Whether a general privacy right is considered to emerge from these rules or not, they stand in contrast to privacy as part of a property owner’s amenity. Part of what we value about property rights (at least in the domestic context) is the ability that they give us to construct a private sphere. Here privacy is not an interest which the law protects but a good that we pursue through a property right. It is one of the goods which property rights secure for us.

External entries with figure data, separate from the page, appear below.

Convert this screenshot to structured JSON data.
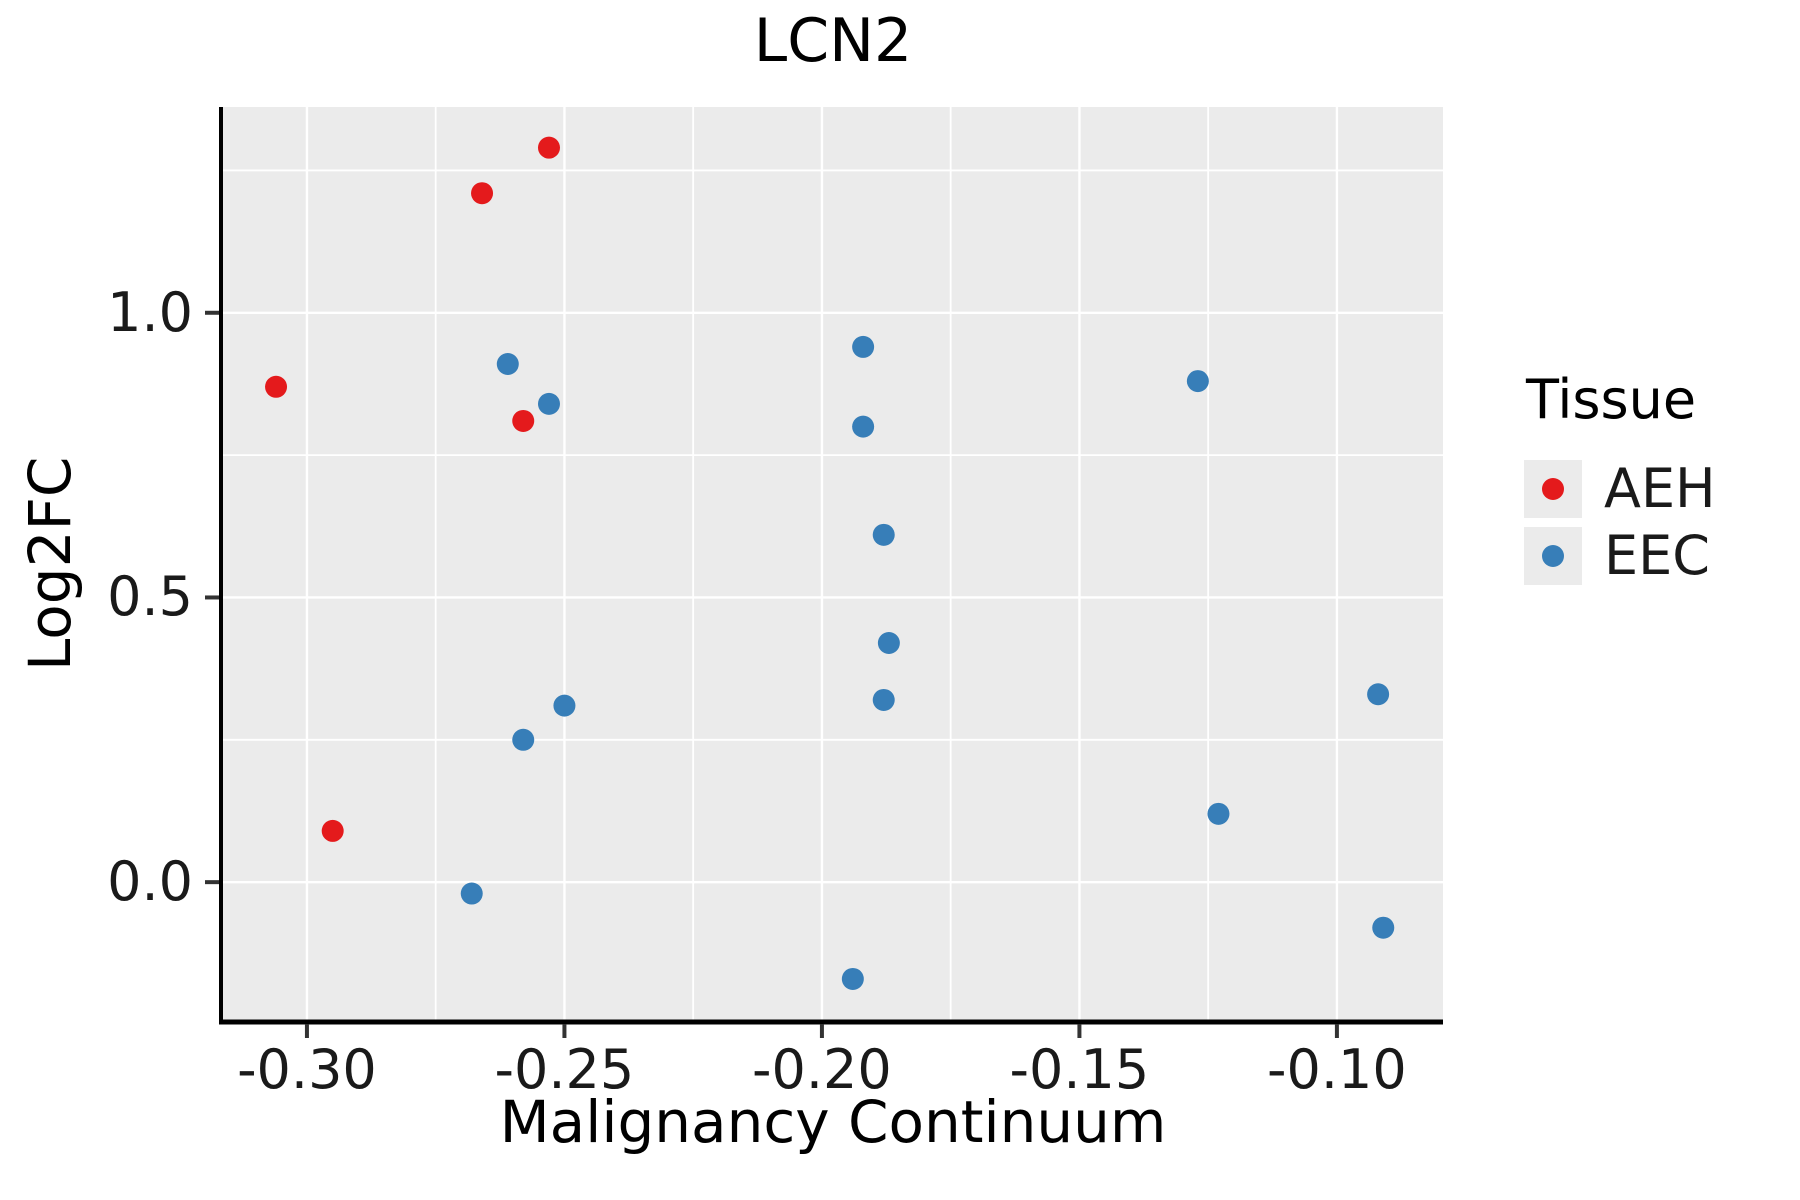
{
  "title": "LCN2",
  "axes": {
    "x": {
      "label": "Malignancy Continuum",
      "tick_labels": [
        "-0.30",
        "-0.25",
        "-0.20",
        "-0.15",
        "-0.10"
      ],
      "tick_values": [
        -0.3,
        -0.25,
        -0.2,
        -0.15,
        -0.1
      ],
      "minor_tick_values": [
        -0.275,
        -0.225,
        -0.175,
        -0.125
      ]
    },
    "y": {
      "label": "Log2FC",
      "tick_labels": [
        "0.0",
        "0.5",
        "1.0"
      ],
      "tick_values": [
        0.0,
        0.5,
        1.0
      ],
      "minor_tick_values": [
        0.25,
        0.75,
        1.25
      ]
    }
  },
  "legend": {
    "title": "Tissue",
    "entries": [
      {
        "label": "AEH",
        "color": "#E41A1C"
      },
      {
        "label": "EEC",
        "color": "#377EB8"
      }
    ]
  },
  "chart_data": {
    "type": "scatter",
    "title": "LCN2",
    "xlabel": "Malignancy Continuum",
    "ylabel": "Log2FC",
    "xlim": [
      -0.3163,
      -0.0794
    ],
    "ylim": [
      -0.2421,
      1.3614
    ],
    "grid": "on",
    "legend_position": "right",
    "point_radius_px": 11,
    "series": [
      {
        "name": "AEH",
        "color": "#E41A1C",
        "points": [
          [
            -0.253,
            1.29
          ],
          [
            -0.266,
            1.21
          ],
          [
            -0.306,
            0.87
          ],
          [
            -0.258,
            0.81
          ],
          [
            -0.295,
            0.09
          ]
        ]
      },
      {
        "name": "EEC",
        "color": "#377EB8",
        "points": [
          [
            -0.261,
            0.91
          ],
          [
            -0.253,
            0.84
          ],
          [
            -0.25,
            0.31
          ],
          [
            -0.258,
            0.25
          ],
          [
            -0.268,
            -0.02
          ],
          [
            -0.192,
            0.94
          ],
          [
            -0.192,
            0.8
          ],
          [
            -0.188,
            0.61
          ],
          [
            -0.187,
            0.42
          ],
          [
            -0.188,
            0.32
          ],
          [
            -0.194,
            -0.17
          ],
          [
            -0.127,
            0.88
          ],
          [
            -0.092,
            0.33
          ],
          [
            -0.123,
            0.12
          ],
          [
            -0.091,
            -0.08
          ]
        ]
      }
    ]
  },
  "style": {
    "panel_bg": "#EBEBEB",
    "grid_color": "#FFFFFF",
    "axis_line_color": "#000000",
    "tick_color": "#333333"
  }
}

There can be little doubt that being denied this good will affect the property owner’s enjoyment and therefore, the conclusion that interference with privacy can amount to a nuisance might be regarded as relatively unproblematic.
The boundaries of amenity
However, the line of reasoning just canvassed hints at difficulties to come: if interference with a good that we pursue through a property right brings an activity within the sphere of nuisance, it may become difficult to determine the proper boundaries of the law’s protection. It is generally accepted that nuisance protects the enjoyment of property rather than the property’s value as such but it is difficult to deny that economic value is a good which property owners often seek to secure through property rights. The problem is perhaps rendered more acute by the Court of Session’s willingness to countenance a claim for economic loss arising from nuisance in Globe (Aberdeen) Ltd v North of Scotland Water Authority 2000 SC 392.
The tension echoes the challenges faced by Scottish courts in applying the concept of praediality in the law of real burdens. As is well known, it is a condition of the validity of real burden that serves to benefit the benefited property as such rather than merely benefiting the owner (Title Conditions (Scotland) Act 2003, ss 3(3) and (4)). The concerns which underly this requirement are similar those which motivate the restrictions on the scope of nuisance: real burdens are supposed to be about protecting owners’ use of land, not about conferring benefits on the owners themselves.
However, Scottish courts have tended not to deploy the praediality requirement very strictly. The leading modern case is Hill of Rubislaw (Q Seven) Ltd v Rubislaw Quarry Aberdeen Ltd [2014] CSIH 105. In Hill, the Inner House upheld a burden restricting “the maximum net lettable floor area of Office Space” which could be provided to tenants on the burdened property in order to preserve the rental value of the benefited property. The Inner House sought to square this with the praediality requirement in the following terms:
The praedial rule further requires that there should be a benefit to the property rather than the particular proprietor. Nevertheless, property is not recognized by the law of and for itself; it is recognized because of the benefits that it confers on proprietors, tenants and other occupiers. Thus the expression that a real burden must confer a benefit on a property is essentially shorthand for saying that it must confer a benefit on the owners, tenants or occupiers of the property from time to time, whoever they may be. ([2014] CSIH 105 at para 14)
Of course, it might be argued that there is a significant distinction between a voluntarily created restriction such as a real burden and one which is imposed by the law, but the reasoning in the passage above does not concern the voluntary nature of the burden but rather the nature of the goods which property secures for us. As such, it seems very close to the question of the scope of amenity. This suggests that the law of nuisance and of real burdens may fruitfully be considered together but it also suggests that, at least in Scotland, the Supreme Court’s attitude to amenity might cast nuisance more broadly than has hitherto been anticipated.